Ai Weiwei, artista y activista chino, acaba de decir que la humanidad es cada vez más cobarde. Más leña al fuego, después del artículo que publicó Olga Merino en este diario hace tres semanas, enmarcando al baby boom de los sesenta en una poco decorosa calificación: Generación de Chichinabo. Ambas argumentaciones tienen bastante consistencia, pues es difícil imaginar a los lectores de los Cinco sirviendo gallardamente como merendola para los leones del Coliseo. Aunque también, y desgraciadamente no es para sacar pecho, existen desagravios: los mártires de las satrapías del ISIS pueden ya superar las macabras diversiones del Circo Romano. Y los que cruzan con los dados darwinistas el Sáhara y se enfrentan con las concertinas de la Verja no son precisamente unos pusilánimes.

Con todo, admitamos el estereotipo del Homo Mafaldus, decantado de forma clamorosa por la seguridad frente a la libertad. No hace mucho estuve en la estación de tren de una ciudad rutilante. La seguridad del control de los equipajes era la misma que aquellos tiempos en que los asientos llevaban una postal en el cabecero. Es decir: ninguna. Y a los pasajeros se nos activaba la hormona de la incertidumbre, viendo burkas en cualquier contraluz. Necesariamente somos pájaros que exigimos que nos encierren en nuestra jaula.

El turista es el arquetipo de ese pimpampum del canguelo; el que pide que hasta las emociones fuertes estén amparadas por una norma ISO --salvo que coja un pedo y transforme el balconing en el muleteo de un parque temático--. Y por mucho que se sueñe con playas desiertas, la masificación ejerce un efecto totémico que esos cabrones quieren reventar con bombas, machetes y atropellos. Nos asusta el horror vacui del chiringuito vacío, y los bares sin bulla los dejamos para teatralizar Mesas Separadas.

En ese caldo de cultivo, unida a una hipócrita lujuria de frenopático y al ideario del tieso, se ha fraguado la memez de los Comandos antiguiris. Hay un borreguismo lampante que nos lleva a peregrinar a paraísos precisamente perdidos. Pero más memo es ese esnobismo fartusco, que te lleva a exigir, con un sueldo de andar por casa, unas privadísimas vacaciones.
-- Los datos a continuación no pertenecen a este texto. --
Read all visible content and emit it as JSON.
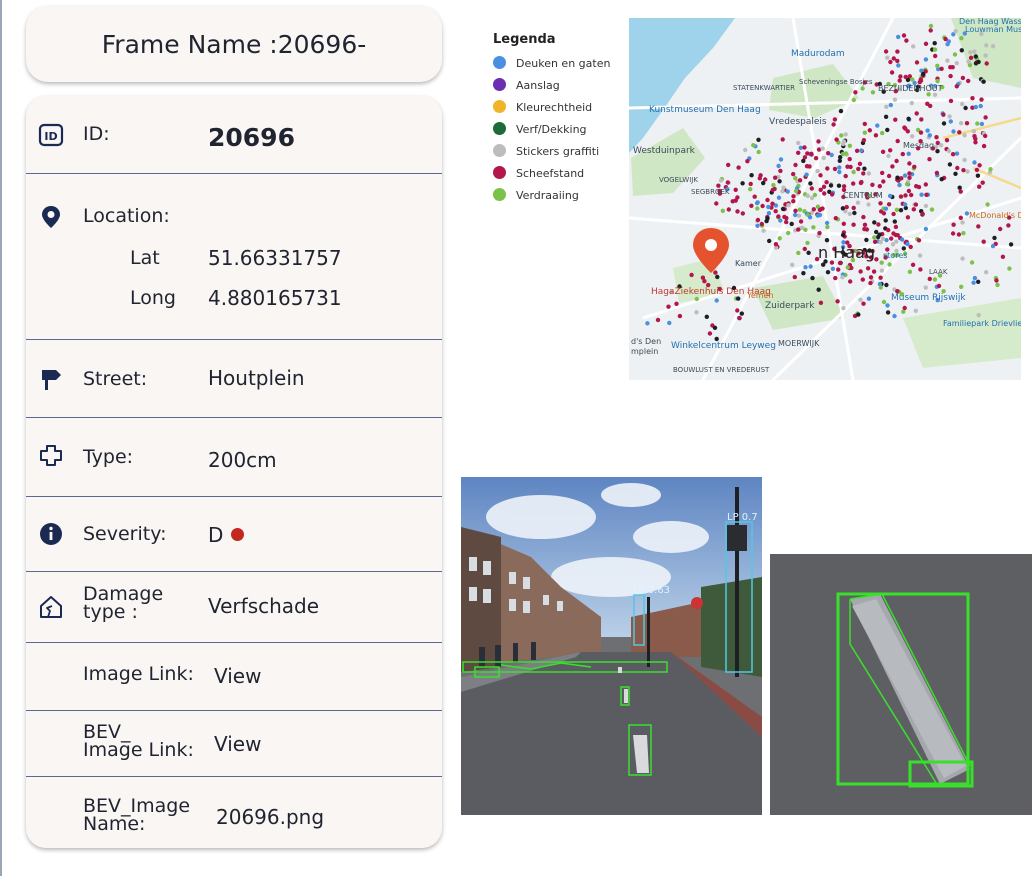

Pero esto es lo que hay, igual que el dueño de un bar tiene más probabilidades de soportar a alcohólicos que a bebedores de batidos. Hacerle la puñeta al sector turístico supone poner en jaque uno de nuestros puntales estratégicos... Un tiro en el pie que se pegan los cachorros separatistas anteponiendo por mímesis el papanatismo de la causa que la imbecilidad de su consecuencia. La zona cero de esas esquinas sin azufre para las meadas no la han creado las abominables macrofortunas que reservan toda una planta del Arts barcelonés. Más bien los ostrogodos que imitan señas okupas con alquileres solo aptos para despelotes y borracheras, con la oscura anuencia de la estela gobernante. Las imposibles colas ante la Sagrada Familia, o el achuchón en el Casco Viejo Donostiarra, jalea a los gresqueros con la nostalgia del Último Mohicano, o con aquel bello y antiguo aislamiento de la Patria.

Pero esto es lo que hay. Alemania puede permitirse el lujo de sestear con el turismo, pero Bulgaria puede ser tan insulsa a los ojos del viajante que nos increparía este desdén suicida. Claro que hay mecanismos de corrección, como juramentarse contra las paellas con chorizo, y no tratar al turista con precios abusivos ni cuentas de vidrio. Si seguimos zarandeando este morbo cainita, algún día lo vamos a lamentar.